Elevator Madness "After 'fixing' all the elevators in our office building, my company ran a test on a Saturday morning to see what would happen if the date was set to January 1, 2000. All the elevators shut down and they couldn't get them started until the following Tuesday. And that's when we found out about a Federal OSHA [Occupational Safety and Health Administration] rule which says that if the elevators aren't operating, anybody who works above the third floor doesn't have to go to work." -- a Year 2000 project office director of a Fortune 1000 company.
Millions in Seconds "A story I like to tell is about a CIO who thought that his IS department was making a big deal about the Year 2000 problem. He called his operations manager and asked him to set the MVS clock to January 1, 2000, to see if any of the systems failed. He was in for a shock as a lot of database records got purged and archival data got wiped out in addition to systems failing. The damages were in several millions of dollars. I believe he was fired. This is supposed to be a true horror story." -- Ravi Koka, the CEO of Seec (SEEC:Nasdaq)

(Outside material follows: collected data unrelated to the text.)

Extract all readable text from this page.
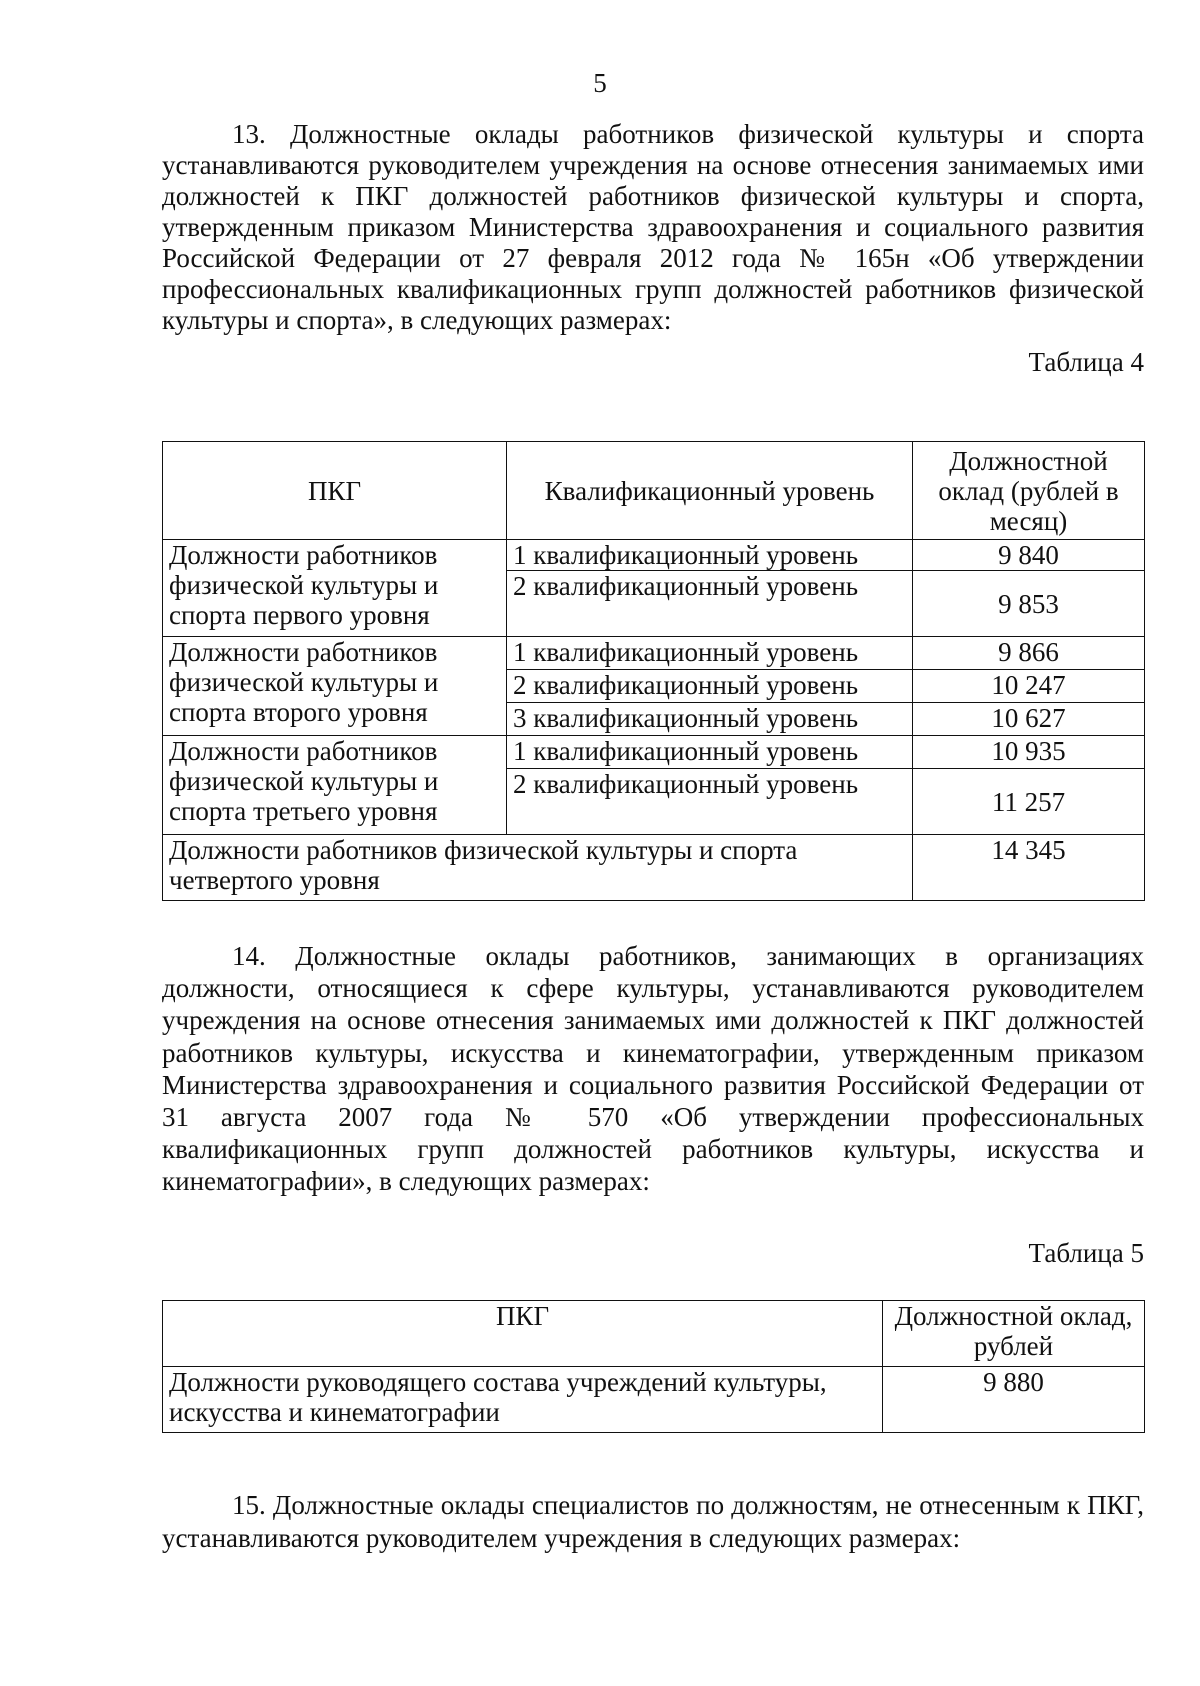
5

13. Должностные оклады работников физической культуры и спорта устанавливаются руководителем учреждения на основе отнесения занимаемых ими должностей к ПКГ должностей работников физической культуры и спорта, утвержденным приказом Министерства здравоохранения и социального развития Российской Федерации от 27 февраля 2012 года № 165н «Об утверждении профессиональных квалификационных групп должностей работников физической культуры и спорта», в следующих размерах:

Таблица 4
ПКГ	Квалификационный уровень	Должностной оклад (рублей в месяц)
Должности работников физической культуры и спорта первого уровня	1 квалификационный уровень	9 840
	2 квалификационный уровень	9 853
Должности работников физической культуры и спорта второго уровня	1 квалификационный уровень	9 866
	2 квалификационный уровень	10 247
	3 квалификационный уровень	10 627
Должности работников физической культуры и спорта третьего уровня	1 квалификационный уровень	10 935
	2 квалификационный уровень	11 257
Должности работников физической культуры и спорта четвертого уровня		14 345

14. Должностные оклады работников, занимающих в организациях должности, относящиеся к сфере культуры, устанавливаются руководителем учреждения на основе отнесения занимаемых ими должностей к ПКГ должностей работников культуры, искусства и кинематографии, утвержденным приказом Министерства здравоохранения и социального развития Российской Федерации от 31 августа 2007 года № 570 «Об утверждении профессиональных квалификационных групп должностей работников культуры, искусства и кинематографии», в следующих размерах:

Таблица 5
ПКГ	Должностной оклад, рублей
Должности руководящего состава учреждений культуры, искусства и кинематографии	9 880

15. Должностные оклады специалистов по должностям, не отнесенным к ПКГ, устанавливаются руководителем учреждения в следующих размерах:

Nuclear Standstill "I heard about a nuclear power plant in Pennsylvania -- no, not Three Mile Island -- that was way ahead of doing its Year 2000 remediation and thought they were all finished. So they ran a test, setting all the computers to 12:00 a.m., January 1, 2000. And within 20 seconds, the entire reactor went to an automatic shutdown. It turns out there's an embedded system that does a measurement every 15 seconds of coolant flow, comparing the time the coolant hits two sensors about three inches apart. With the date change, it computed a negative flow from point A to point B and shut down the entire reactor. It wasn't a million dollar fix, but it took them three weeks to figure out what had happened." -- a hedge fund manager with 60% of his portfolio in Y2K stocks.

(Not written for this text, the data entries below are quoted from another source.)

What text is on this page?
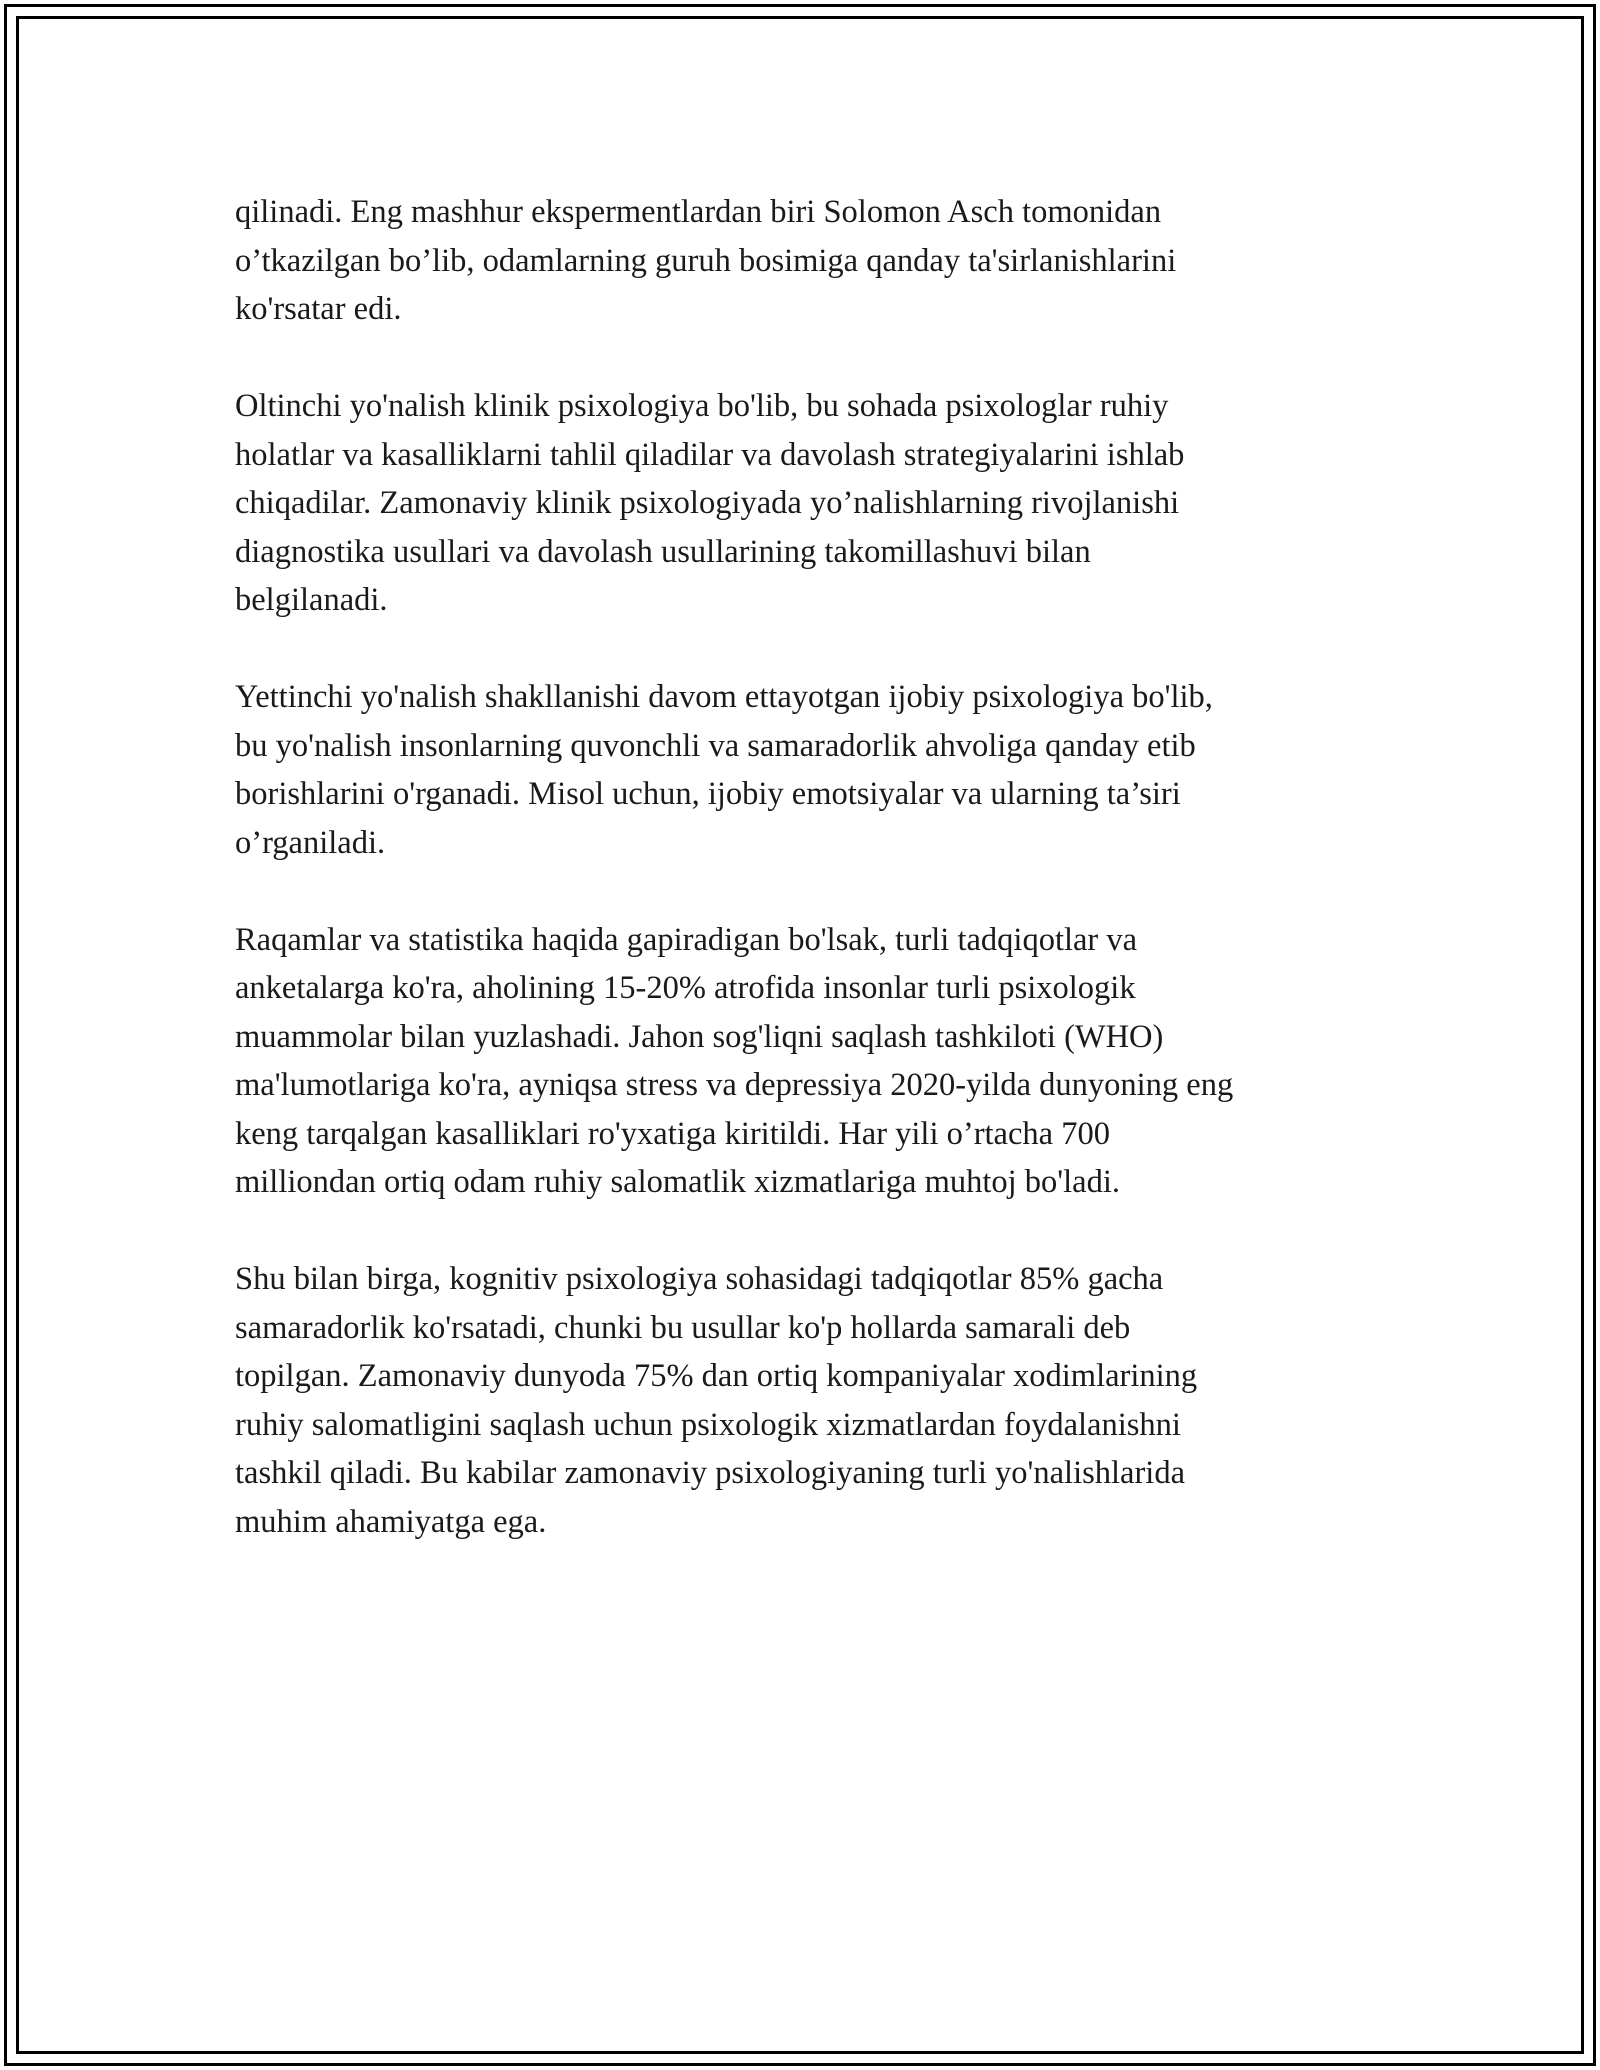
qilinadi. Eng mashhur ekspermentlardan biri Solomon Asch tomonidan
o’tkazilgan bo’lib, odamlarning guruh bosimiga qanday ta'sirlanishlarini
ko'rsatar edi.

Oltinchi yo'nalish klinik psixologiya bo'lib, bu sohada psixologlar ruhiy
holatlar va kasalliklarni tahlil qiladilar va davolash strategiyalarini ishlab
chiqadilar. Zamonaviy klinik psixologiyada yo’nalishlarning rivojlanishi
diagnostika usullari va davolash usullarining takomillashuvi bilan
belgilanadi.

Yettinchi yo'nalish shakllanishi davom ettayotgan ijobiy psixologiya bo'lib,
bu yo'nalish insonlarning quvonchli va samaradorlik ahvoliga qanday etib
borishlarini o'rganadi. Misol uchun, ijobiy emotsiyalar va ularning ta’siri
o’rganiladi.

Raqamlar va statistika haqida gapiradigan bo'lsak, turli tadqiqotlar va
anketalarga ko'ra, aholining 15-20% atrofida insonlar turli psixologik
muammolar bilan yuzlashadi. Jahon sog'liqni saqlash tashkiloti (WHO)
ma'lumotlariga ko'ra, ayniqsa stress va depressiya 2020-yilda dunyoning eng
keng tarqalgan kasalliklari ro'yxatiga kiritildi. Har yili o’rtacha 700
milliondan ortiq odam ruhiy salomatlik xizmatlariga muhtoj bo'ladi.

Shu bilan birga, kognitiv psixologiya sohasidagi tadqiqotlar 85% gacha
samaradorlik ko'rsatadi, chunki bu usullar ko'p hollarda samarali deb
topilgan. Zamonaviy dunyoda 75% dan ortiq kompaniyalar xodimlarining
ruhiy salomatligini saqlash uchun psixologik xizmatlardan foydalanishni
tashkil qiladi. Bu kabilar zamonaviy psixologiyaning turli yo'nalishlarida
muhim ahamiyatga ega.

Hold That Knife! "The supplier of critical medical supplies used in surgery -- in one case it was special surgical gloves for people allergic to latex -- stopped shipping certain products with '00' expiration dates because the inventory control system considered them to have expired 97 years ago in 1900. Hospitals short on supplies started calling like crazy. Some surgeries were postponed." -- an information technology consultant.
Swimming in It "A soup company had a particular brand with a long expiration date -- vegetable mushroom or something. Anyway, some guy in the factory noticed that the stock of this vegetable mushroom was particularly low, so he went to the line and discovered that a quality control system was automatically dumping every can that came off the line stamped with an expiration year of '00.' There was a giant Dumpster full of a week's worth of vegetable mushroom soup, and the company had to buy a whole new quality control system for their production line." -- from a Y2K consultant to the soup company.
Why Bother? "A bank had a leasing unit that ran on 10 million lines of assembler code. It was a marginal business and they figured out that it would cost more to fix it than it they would make in the next twenty years. So they sold off the customer base to another bank rather than fix the Year 2000 packs." -- Steven L. Hock, of Thelen, Marrin, Johnson & Bridges.
Happy Customers "An equipment leasing company sent out standard five-year leases for signature by customers. Lease term extended beyond '00' and lease rates were calculated way too low as a result. Customers happily signed up and the company only recognized the problem when contracts were returned by customers and booked." -- Hock
Where to Begin? "A chief information officer with a big manufacturer in the Midwest came to us last year and said: 'I don't want to buy your tools to fix my Year 2000 problem just yet. I want to know if you can get me 10 interim people for about three months just to go through our company and let us know what computers and software they're using -- because I have no idea.' " -- Tom Giemer, CEO of Accelr8 (ACLY:Nasdaq).
Back to the Future is an occasional column that chronicles the impact of the Year 2000 crisis.